You don’t understand? Well, I’ll own up to
you
The crowds that he gathered were mystified,
too.
For he advertised there on his banner unfurled
“A Jig-dancing Turkey—Sole one in the
World.”
And the more the folks saw it, the more and
the more
They flocked with their dimes, and jammed
at the door;
For it really did seem that precocious old bird
At sound of the fiddle was wondrously stirred.
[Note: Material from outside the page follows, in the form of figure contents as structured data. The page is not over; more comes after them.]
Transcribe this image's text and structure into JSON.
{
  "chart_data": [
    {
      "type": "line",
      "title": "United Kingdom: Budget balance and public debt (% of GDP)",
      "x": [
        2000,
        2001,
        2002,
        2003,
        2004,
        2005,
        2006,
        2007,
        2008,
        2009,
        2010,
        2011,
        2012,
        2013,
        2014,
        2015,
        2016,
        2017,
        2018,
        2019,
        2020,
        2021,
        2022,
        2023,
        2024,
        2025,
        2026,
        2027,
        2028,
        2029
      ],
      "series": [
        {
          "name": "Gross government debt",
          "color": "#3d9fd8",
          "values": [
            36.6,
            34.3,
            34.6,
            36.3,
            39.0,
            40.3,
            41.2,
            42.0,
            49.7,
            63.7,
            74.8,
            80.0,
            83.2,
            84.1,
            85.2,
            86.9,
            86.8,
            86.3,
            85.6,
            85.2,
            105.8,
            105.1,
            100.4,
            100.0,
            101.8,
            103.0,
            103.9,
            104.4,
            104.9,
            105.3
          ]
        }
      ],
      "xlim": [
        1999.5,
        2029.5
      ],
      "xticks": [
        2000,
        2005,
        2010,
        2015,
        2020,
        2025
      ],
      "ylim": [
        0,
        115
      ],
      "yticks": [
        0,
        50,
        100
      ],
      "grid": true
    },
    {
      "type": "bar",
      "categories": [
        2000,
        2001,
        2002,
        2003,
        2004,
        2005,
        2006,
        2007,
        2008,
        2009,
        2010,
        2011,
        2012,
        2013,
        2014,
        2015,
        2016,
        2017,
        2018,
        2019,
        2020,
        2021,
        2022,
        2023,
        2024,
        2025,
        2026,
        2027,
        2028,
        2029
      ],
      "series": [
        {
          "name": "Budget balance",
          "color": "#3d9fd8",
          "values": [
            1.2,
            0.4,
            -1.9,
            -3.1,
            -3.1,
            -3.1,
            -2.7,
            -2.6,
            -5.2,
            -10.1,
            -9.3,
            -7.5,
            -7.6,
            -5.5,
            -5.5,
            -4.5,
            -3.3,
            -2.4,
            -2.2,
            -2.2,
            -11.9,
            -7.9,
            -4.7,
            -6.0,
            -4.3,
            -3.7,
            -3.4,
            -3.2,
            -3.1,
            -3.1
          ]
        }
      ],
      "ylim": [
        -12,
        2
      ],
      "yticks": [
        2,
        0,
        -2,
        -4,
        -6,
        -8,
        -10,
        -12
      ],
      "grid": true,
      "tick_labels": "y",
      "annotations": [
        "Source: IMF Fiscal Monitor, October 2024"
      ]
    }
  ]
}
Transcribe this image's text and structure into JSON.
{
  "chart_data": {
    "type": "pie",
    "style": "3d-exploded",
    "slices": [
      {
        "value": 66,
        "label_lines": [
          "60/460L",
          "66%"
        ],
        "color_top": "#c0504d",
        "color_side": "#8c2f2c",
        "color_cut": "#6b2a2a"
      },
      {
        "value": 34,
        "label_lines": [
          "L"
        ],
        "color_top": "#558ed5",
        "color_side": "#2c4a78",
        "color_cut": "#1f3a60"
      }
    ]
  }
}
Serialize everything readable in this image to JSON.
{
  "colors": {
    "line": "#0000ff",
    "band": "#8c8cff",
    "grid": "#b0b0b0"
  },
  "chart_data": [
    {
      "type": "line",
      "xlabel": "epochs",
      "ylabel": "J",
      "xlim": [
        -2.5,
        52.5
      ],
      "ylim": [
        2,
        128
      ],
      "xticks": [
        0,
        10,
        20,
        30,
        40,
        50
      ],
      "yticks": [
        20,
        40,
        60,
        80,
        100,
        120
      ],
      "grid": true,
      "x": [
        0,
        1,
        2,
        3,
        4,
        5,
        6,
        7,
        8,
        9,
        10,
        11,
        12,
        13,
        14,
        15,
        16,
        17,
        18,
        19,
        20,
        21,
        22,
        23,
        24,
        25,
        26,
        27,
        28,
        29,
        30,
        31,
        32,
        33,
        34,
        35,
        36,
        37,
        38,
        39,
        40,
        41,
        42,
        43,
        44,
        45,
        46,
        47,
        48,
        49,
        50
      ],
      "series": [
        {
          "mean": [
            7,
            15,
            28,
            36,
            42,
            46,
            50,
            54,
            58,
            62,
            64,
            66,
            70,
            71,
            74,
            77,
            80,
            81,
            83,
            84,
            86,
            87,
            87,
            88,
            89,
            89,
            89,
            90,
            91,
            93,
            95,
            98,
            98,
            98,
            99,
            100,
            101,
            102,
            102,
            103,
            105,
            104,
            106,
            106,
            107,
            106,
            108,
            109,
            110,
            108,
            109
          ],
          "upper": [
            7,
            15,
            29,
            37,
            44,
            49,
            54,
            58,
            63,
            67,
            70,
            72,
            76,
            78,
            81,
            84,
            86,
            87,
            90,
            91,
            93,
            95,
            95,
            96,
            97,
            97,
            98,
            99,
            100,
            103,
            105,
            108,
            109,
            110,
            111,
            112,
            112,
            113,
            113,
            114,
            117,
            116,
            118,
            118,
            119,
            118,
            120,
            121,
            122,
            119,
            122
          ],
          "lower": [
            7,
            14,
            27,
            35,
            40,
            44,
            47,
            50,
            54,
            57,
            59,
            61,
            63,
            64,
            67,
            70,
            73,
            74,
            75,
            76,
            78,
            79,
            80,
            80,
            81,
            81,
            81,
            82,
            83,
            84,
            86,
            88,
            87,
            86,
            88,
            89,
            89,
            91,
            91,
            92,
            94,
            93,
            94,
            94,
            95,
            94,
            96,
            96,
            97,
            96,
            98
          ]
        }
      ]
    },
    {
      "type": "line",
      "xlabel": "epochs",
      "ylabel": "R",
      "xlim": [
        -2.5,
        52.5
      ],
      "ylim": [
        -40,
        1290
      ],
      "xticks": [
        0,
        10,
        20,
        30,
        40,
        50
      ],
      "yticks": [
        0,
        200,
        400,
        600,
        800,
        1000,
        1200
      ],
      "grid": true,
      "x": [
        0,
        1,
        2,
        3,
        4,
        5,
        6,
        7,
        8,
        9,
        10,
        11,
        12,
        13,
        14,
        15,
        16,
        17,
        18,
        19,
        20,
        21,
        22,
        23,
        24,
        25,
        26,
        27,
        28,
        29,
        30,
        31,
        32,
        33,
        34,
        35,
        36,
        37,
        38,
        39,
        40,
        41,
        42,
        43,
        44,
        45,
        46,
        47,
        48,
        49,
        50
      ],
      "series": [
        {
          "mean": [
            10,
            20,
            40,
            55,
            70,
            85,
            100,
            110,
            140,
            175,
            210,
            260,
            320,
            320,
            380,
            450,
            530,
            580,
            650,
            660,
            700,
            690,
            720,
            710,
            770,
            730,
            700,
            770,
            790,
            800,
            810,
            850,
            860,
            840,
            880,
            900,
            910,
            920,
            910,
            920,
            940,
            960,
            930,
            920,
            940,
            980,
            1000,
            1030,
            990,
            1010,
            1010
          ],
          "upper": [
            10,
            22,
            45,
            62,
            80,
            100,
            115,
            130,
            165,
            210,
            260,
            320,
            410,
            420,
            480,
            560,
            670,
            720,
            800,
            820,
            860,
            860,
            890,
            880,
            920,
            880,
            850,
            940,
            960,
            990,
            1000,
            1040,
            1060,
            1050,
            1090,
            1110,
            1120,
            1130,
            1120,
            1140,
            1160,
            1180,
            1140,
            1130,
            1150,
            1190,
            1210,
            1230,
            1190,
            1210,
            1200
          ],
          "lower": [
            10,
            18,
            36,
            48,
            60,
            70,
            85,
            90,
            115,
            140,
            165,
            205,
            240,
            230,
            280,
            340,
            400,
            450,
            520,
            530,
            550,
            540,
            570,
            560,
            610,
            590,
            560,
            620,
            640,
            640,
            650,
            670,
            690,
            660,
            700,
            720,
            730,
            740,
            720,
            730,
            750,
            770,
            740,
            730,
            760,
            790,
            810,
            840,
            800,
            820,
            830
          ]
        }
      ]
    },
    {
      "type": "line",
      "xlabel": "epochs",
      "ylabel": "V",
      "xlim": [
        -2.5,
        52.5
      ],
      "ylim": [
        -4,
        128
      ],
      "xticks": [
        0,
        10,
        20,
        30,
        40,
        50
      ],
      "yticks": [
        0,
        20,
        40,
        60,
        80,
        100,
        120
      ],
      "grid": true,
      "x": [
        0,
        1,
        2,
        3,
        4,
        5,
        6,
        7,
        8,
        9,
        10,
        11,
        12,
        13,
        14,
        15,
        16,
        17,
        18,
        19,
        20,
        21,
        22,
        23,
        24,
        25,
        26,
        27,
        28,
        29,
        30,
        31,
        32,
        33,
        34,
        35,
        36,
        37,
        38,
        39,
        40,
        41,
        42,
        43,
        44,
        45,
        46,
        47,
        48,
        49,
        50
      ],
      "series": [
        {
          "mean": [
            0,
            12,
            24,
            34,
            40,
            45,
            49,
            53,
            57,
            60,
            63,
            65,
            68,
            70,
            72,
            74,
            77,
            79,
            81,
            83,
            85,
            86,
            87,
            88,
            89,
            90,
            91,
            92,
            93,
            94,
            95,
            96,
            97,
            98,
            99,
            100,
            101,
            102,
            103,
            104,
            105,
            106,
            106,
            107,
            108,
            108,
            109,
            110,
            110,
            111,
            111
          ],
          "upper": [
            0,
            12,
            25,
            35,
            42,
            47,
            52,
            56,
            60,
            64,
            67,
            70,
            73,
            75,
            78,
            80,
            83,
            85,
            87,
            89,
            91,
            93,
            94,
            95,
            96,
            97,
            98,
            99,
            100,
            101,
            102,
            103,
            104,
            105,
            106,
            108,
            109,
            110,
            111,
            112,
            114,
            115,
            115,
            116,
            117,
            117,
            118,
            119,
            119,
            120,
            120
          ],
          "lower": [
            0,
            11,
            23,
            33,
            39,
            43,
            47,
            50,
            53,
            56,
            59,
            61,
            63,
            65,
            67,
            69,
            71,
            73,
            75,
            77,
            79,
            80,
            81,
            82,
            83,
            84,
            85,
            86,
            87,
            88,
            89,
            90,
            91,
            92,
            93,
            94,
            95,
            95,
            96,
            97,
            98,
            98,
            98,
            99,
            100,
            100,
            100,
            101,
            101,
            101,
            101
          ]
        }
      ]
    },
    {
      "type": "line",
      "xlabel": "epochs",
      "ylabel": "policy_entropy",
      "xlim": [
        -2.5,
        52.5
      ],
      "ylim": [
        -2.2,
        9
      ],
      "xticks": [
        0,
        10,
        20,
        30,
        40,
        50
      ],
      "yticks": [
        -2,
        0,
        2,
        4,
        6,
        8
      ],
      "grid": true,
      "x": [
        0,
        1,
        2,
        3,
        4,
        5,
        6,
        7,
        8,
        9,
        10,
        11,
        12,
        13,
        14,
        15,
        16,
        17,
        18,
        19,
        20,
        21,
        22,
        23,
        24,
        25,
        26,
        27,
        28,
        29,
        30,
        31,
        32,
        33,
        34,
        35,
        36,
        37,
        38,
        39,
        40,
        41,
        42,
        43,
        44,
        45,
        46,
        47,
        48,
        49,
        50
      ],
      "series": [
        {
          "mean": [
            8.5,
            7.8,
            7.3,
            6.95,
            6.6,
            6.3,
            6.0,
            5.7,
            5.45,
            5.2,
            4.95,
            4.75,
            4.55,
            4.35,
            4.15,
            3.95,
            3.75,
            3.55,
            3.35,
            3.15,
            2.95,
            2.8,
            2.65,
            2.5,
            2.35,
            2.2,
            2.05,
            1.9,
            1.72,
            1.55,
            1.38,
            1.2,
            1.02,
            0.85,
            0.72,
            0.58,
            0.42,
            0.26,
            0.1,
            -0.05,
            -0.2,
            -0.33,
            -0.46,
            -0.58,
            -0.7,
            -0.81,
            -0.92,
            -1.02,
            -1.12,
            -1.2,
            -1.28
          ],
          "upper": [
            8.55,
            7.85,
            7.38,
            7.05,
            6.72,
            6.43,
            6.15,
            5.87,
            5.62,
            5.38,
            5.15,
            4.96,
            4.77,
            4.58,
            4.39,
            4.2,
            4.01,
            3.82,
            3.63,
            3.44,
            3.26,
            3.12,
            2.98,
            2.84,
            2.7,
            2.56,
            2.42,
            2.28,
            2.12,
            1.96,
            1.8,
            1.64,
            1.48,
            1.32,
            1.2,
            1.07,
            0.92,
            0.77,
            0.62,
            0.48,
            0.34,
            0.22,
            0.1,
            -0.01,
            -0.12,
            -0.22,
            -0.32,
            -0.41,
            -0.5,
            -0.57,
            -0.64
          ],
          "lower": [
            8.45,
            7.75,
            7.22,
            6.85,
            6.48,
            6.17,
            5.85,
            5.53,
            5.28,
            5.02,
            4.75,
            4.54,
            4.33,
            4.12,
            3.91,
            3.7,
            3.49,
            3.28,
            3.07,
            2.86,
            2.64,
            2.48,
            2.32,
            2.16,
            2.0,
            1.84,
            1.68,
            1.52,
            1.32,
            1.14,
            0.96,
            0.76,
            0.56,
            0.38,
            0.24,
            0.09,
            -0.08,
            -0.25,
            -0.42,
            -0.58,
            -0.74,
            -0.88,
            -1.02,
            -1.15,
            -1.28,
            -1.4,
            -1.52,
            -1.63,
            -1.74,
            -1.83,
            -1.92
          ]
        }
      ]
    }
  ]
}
In stateliest fashion the dance would commence,
Then faster and faster, with fervor intense,
Until, at the end, with a shriek of the strings
And a furious gobble and whirlwind of wings,
The turkey would side-step and two-step and
spin,
Then larrup with ardor that echoing tin.
And widely renowned, and regarded with awe,
Was the “Great Dancing Turkey of Ozy B.
Orr.”
And the mortgage was paid by the old gobbler’s
legs—
Now Ozy is heading up money in kegs.
He would calmly tuck beneath his chin
The bulge of his cracked old violin,
He sawed while the turkey whacked the tin,
the people they paid and came;
For swift and soon to the lilting tune,
When he fiddled the measure of Old Zip
Coon,
The gobbler would whirl in a rigadoon—or
something about the same!
While under the tin, tucked snugly in,
Was the worthless Bill, that brand of Sin;
And’twas Bill that made the turkey spin with
the tip of the lantern flame;
For, as ever and ever the tin grew hot
The turkey made haste for to leave that spot,
Till it seemed that the gobbler was keeping time
To the sweep and the swing of the fiddle’s
rhyme.
Pickety-peck,
With snapping neck,
The gobbler gamboled with bow and beck!
Does a notion pay? It doth—it doth!
Just reckon what O. B. Orr is “wuth.”